# Measure theory limsup, liminf

• Feb 24th 2014, 11:06 PM
sawleha
Measure theory limsup, liminf
I've just started measure theory and I'm really struggling with what's supposed to be easy proofs. Any help would be appreciated.

1.1) Let $(E_n)_{n\epsilon N}$ be a sequence of subsets of X. Prove that $\limsup E_n =\bigcap _{k=1}\bigcup_{n\geq k} E_n$

1.2) Let $(E_n)_{n\epsilon N}$ be a sequence of subsets of X. Prove that $\liminf E_n =\bigcup _{k=1}\bigcap_{n\geq k} E_n$

I attempted to do this using the definition of limsup and liminf (for limsup. x belongs to limsup if it belongs to infinitely many E_n and y belongs to liminf if it belongs to all but finitely many E_n) but my professor said to rather do it using set inclusion that is if x belongs to limsupE_n then x belongs to $\bigcap _{k=1}\bigcup_{n\geq k} E_n$ and if y belongs to $\bigcap _{k=1}\bigcup_{n\geq k} E_n$ then y belongs to limsup E_n. I started by assuming $(x\epsilon limsup E_n$ and $y\epsilon \bigcap _{k=1}\bigcup_{n\geq k} E_n$ where do I go from here?
• Feb 25th 2014, 04:55 AM
emakarov
Re: Measure theory limsup, liminf
I recommend first grasping the intuitive idea behind $\displaystyle\bigcap_{k=1}\bigcup_{n\ge k}E_n$ and $\displaystyle\bigcup_{k=1}\bigcap_{n\ge k}E_n$. When you have a clear picture in your head, you'll be able to write a formal proof.

For example, $\displaystyle\bigcap_{n\ge k}E_n$ consists of elements belonging to all of $E_k$, $E_{k+1}$, ... . Eeach such element belongs to all but finitely many $E_n$'s. But elements of $\displaystyle\bigcap_{n\ge k+1}E_n$ and $\displaystyle\bigcap_{n\ge 2k}E_n$ also have this property. If you want to collect all elements that belong to every $E_n$ from some point, i.e., to form $\liminf E_n$, you need to take the union over $k$: $\displaystyle\bigcup_{k=1}\bigcap_{n\ge k}E_n$.

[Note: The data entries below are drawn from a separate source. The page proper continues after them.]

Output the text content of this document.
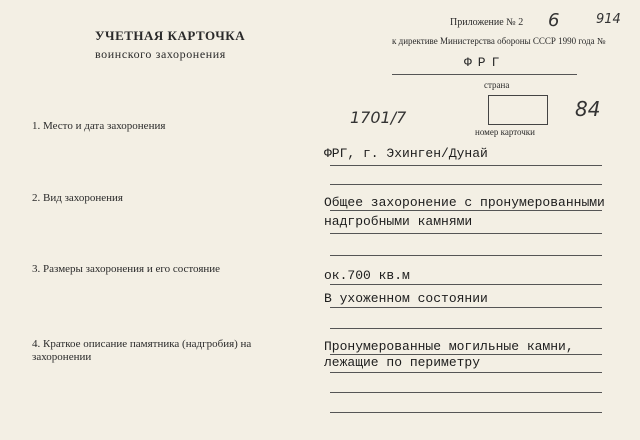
УЧЕТНАЯ КАРТОЧКА
воинского захоронения
Приложение № 2
к директиве Министерства обороны СССР 1990 года №
6	914
ФРГ
страна
1701/7
номер карточки
84
1. Место и дата захоронения
ФРГ, г. Эхинген/Дунай
2. Вид захоронения	Общее захоронение с пронумерованными
надгробными камнями
3. Размеры захоронения и его состояние	ок.700 кв.м
В ухоженном состоянии
4. Краткое описание памятника (надгробия) на захоронении
Пронумерованные могильные камни,
лежащие по периметру
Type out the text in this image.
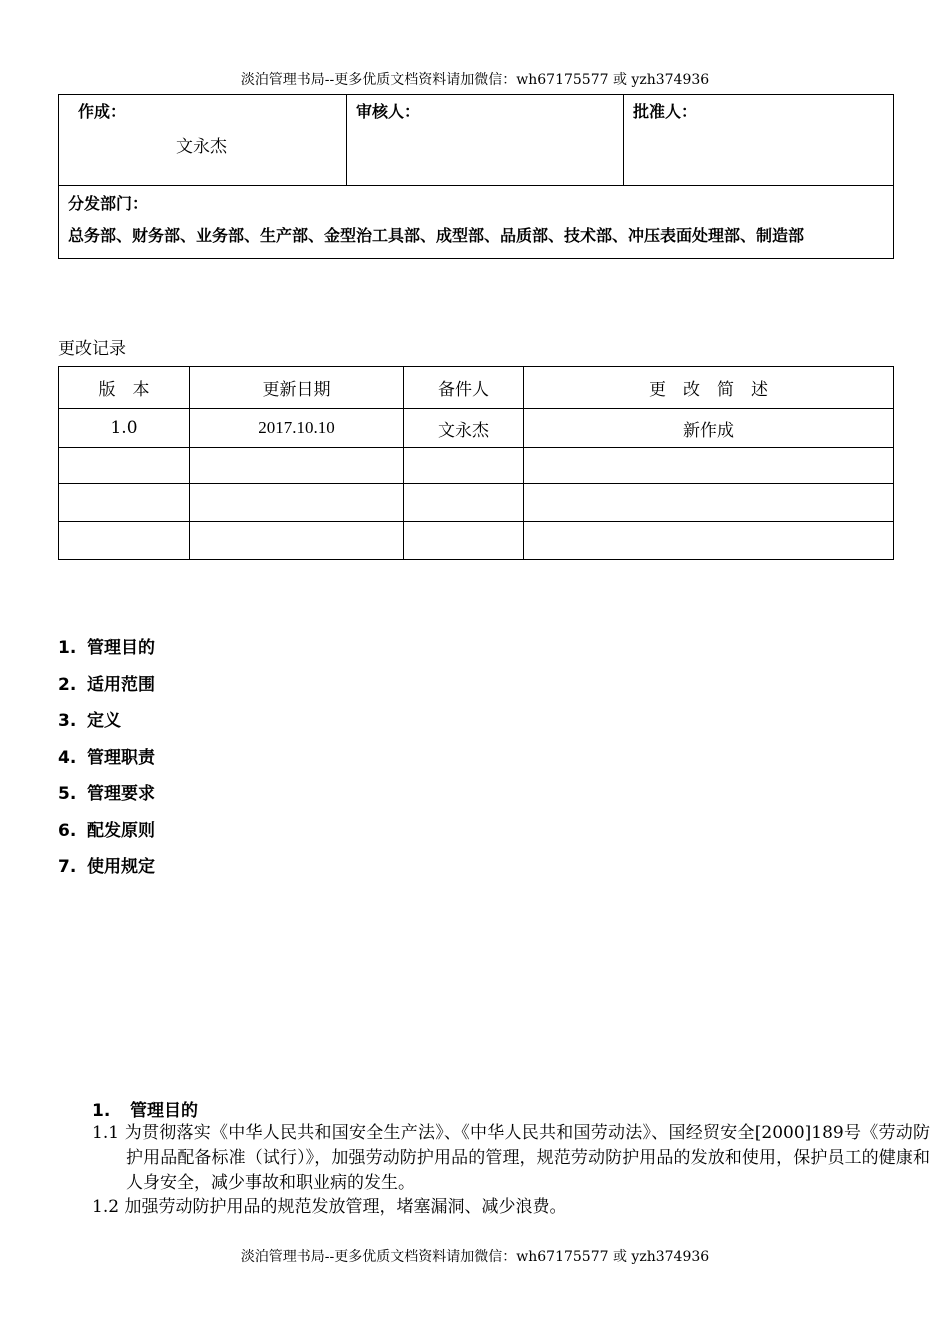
淡泊管理书局--更多优质文档资料请加微信：wh67175577 或 yzh374936
作成：
文永杰

审核人：	批准人：

分发部门：
总务部、财务部、业务部、生产部、金型治工具部、成型部、品质部、技术部、冲压表面处理部、制造部
更改记录
版　本	更新日期	备件人	更　改　简　述
1.0	2017.10.10	文永杰	新作成

1. 管理目的
2. 适用范围
3. 定义
4. 管理职责
5. 管理要求
6. 配发原则
7. 使用规定
1. 管理目的
1.1 为贯彻落实《中华人民共和国安全生产法》、《中华人民共和国劳动法》、国经贸安全[2000]189号《劳动防护用品配备标准（试行）》，加强劳动防护用品的管理，规范劳动防护用品的发放和使用，保护员工的健康和人身安全，减少事故和职业病的发生。
1.2 加强劳动防护用品的规范发放管理，堵塞漏洞、减少浪费。
淡泊管理书局--更多优质文档资料请加微信：wh67175577 或 yzh374936
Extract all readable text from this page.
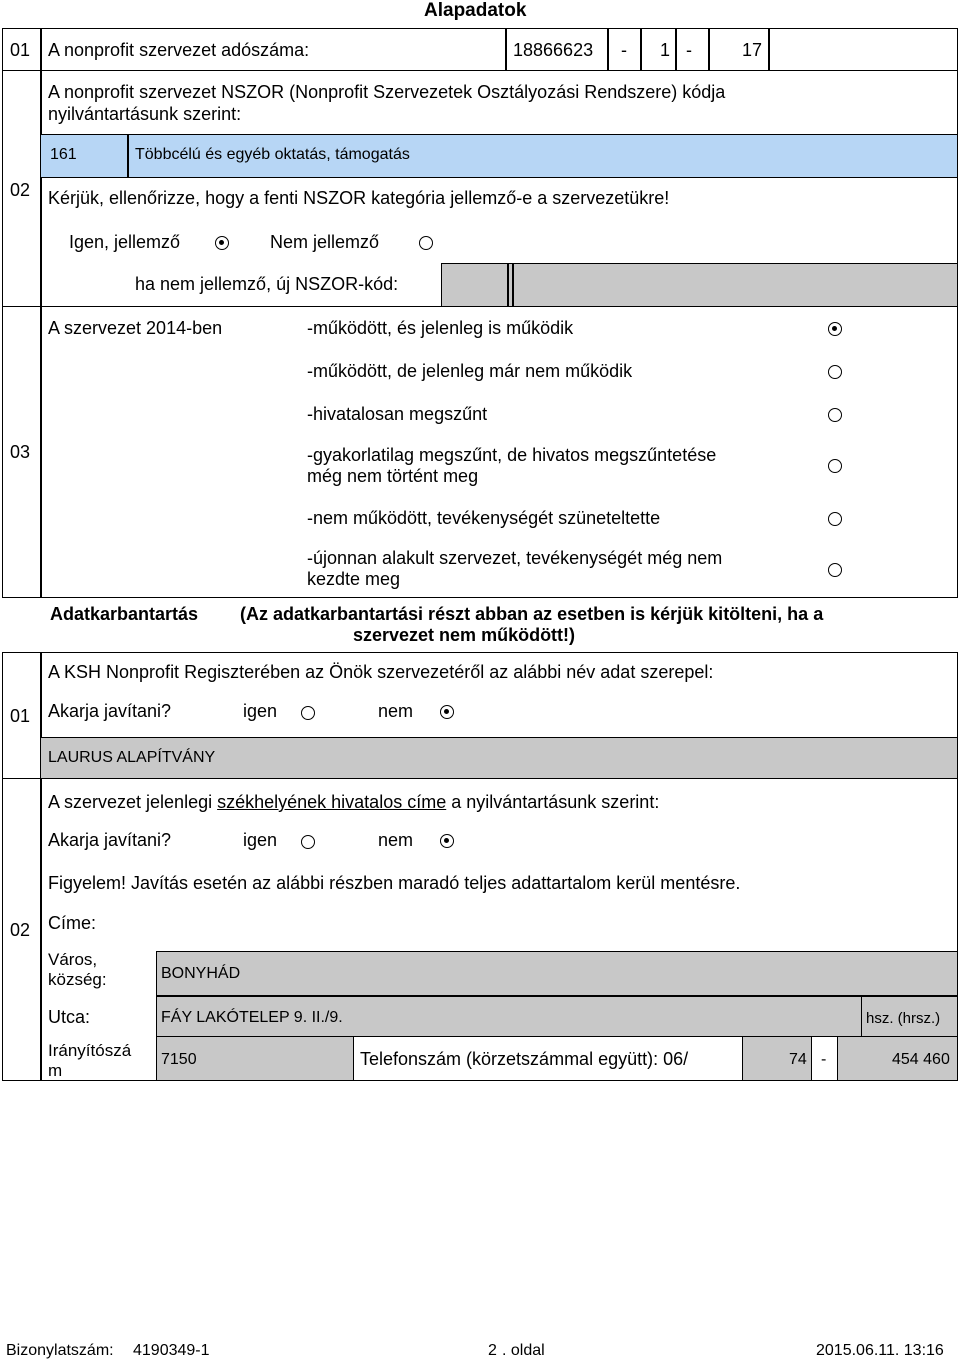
Alapadatok
01 A nonprofit szervezet adószáma:	18866623 - 1 -	17
02
A nonprofit szervezet NSZOR (Nonprofit Szervezetek Osztályozási Rendszere) kódja
nyilvántartásunk szerint:
161	Többcélú és egyéb oktatás, támogatás
Kérjük, ellenőrizze, hogy a fenti NSZOR kategória jellemző-e a szervezetükre!
Igen, jellemző	Nem jellemző
ha nem jellemző, új NSZOR-kód:
03
A szervezet 2014-ben	-működött, és jelenleg is működik
-működött, de jelenleg már nem működik
-hivatalosan megszűnt
-gyakorlatilag megszűnt, de hivatos megszűntetése
még nem történt meg
-nem működött, tevékenységét szüneteltette
-újonnan alakult szervezet, tevékenységét még nem
kezdte meg
Adatkarbantartás (Az adatkarbantartási részt abban az esetben is kérjük kitölteni, ha a
szervezet nem működött!)
01
A KSH Nonprofit Regiszterében az Önök szervezetéről az alábbi név adat szerepel:
Akarja javítani?	igen	nem
LAURUS ALAPÍTVÁNY
02
A szervezet jelenlegi székhelyének hivatalos címe a nyilvántartásunk szerint:
Akarja javítani?	igen	nem
Figyelem! Javítás esetén az alábbi részben maradó teljes adattartalom kerül mentésre.
Címe:
Város,
község:	BONYHÁD
Utca:	FÁY LAKÓTELEP 9. II./9.	hsz. (hrsz.)
Irányítószá
m
7150	Telefonszám (körzetszámmal együtt): 06/	74 -	454 460
Bizonylatszám: 4190349-1	2 . oldal	2015.06.11. 13:16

Similarly, $\displaystyle\bigcup_{n\ge k}E_n$ consists of elements that belong to some of $E_k$, $E_{k+1}$, ... ; that is, they occur in one of the sets after index $k$. If we take the intersection over $k$, we'll get the set of elements that belong to one of the sets starting from any point. I.e., they belong to one of the sets after $E_5$, they belong to one of the sets after $E_{100}$ and so on. That is, the resulting set has elements that belong to infinitely many $E_n$'s, i.e., $\limsup E_n$.
• Mar 2nd 2014, 11:23 PM
sawleha
Re: Measure theory limsup, liminf
I think I understand what you're saying. If http://latex.codecogs.com/png.latex?..._{n\geq k} E_n then y belongs to ( $(E_k or E_{k+1} or E_{k+2}...) and (E_{k+1} or E_{k+2} or E_{k+3}...)$ so y belongs to one of the sets after k, by taking the intersection of these sets we find that y is in infinitely many sets and by definition $y \epsilon limsupE_n$ conversely starting with an element of limsup, since it is in infinitely many sets it must be in some set $E_n$ for $n \geq k$ and so it is in the union, but it must be in infinitely many sets so it's in the intersection of the union and so by set containment, the two are equal? I think I understand it, but this looks intuitive rather than formal?
• Mar 2nd 2014, 11:48 PM
ThePerfectHacker
Re: Measure theory limsup, liminf
It is useful to think of $\cap$ symbol as the word "for all" and $\cup$ symbol as the word "there exists".

When you say,
$$x\in \bigcup_{n\geq 1} \bigcap_{k\geq n} A_k$$
You are saying,
There is an $n\geq 1$ such that for all $k\geq n$, $x\in A_k$. This can be restated by saying that $x$ is therefore in almost all $A_k$ (because from some point on $x$ belongs to all of them).

When you say,
$$x\in \bigcap_{n\geq 1}\bigcup_{k\geq n}A_k$$
You are saying,
For every $n\geq 1$ there is an $k\geq n$ so that $x\in A_k$. In other words, $x$ must be in infinitely many of the sets as no matter how far you go into the sequence of sets at some point $x$ will belong to some set.
• Mar 3rd 2014, 12:01 AM
sawleha
Re: Measure theory limsup, liminf
Wow. Two phrases bring so much context into it. Thank you.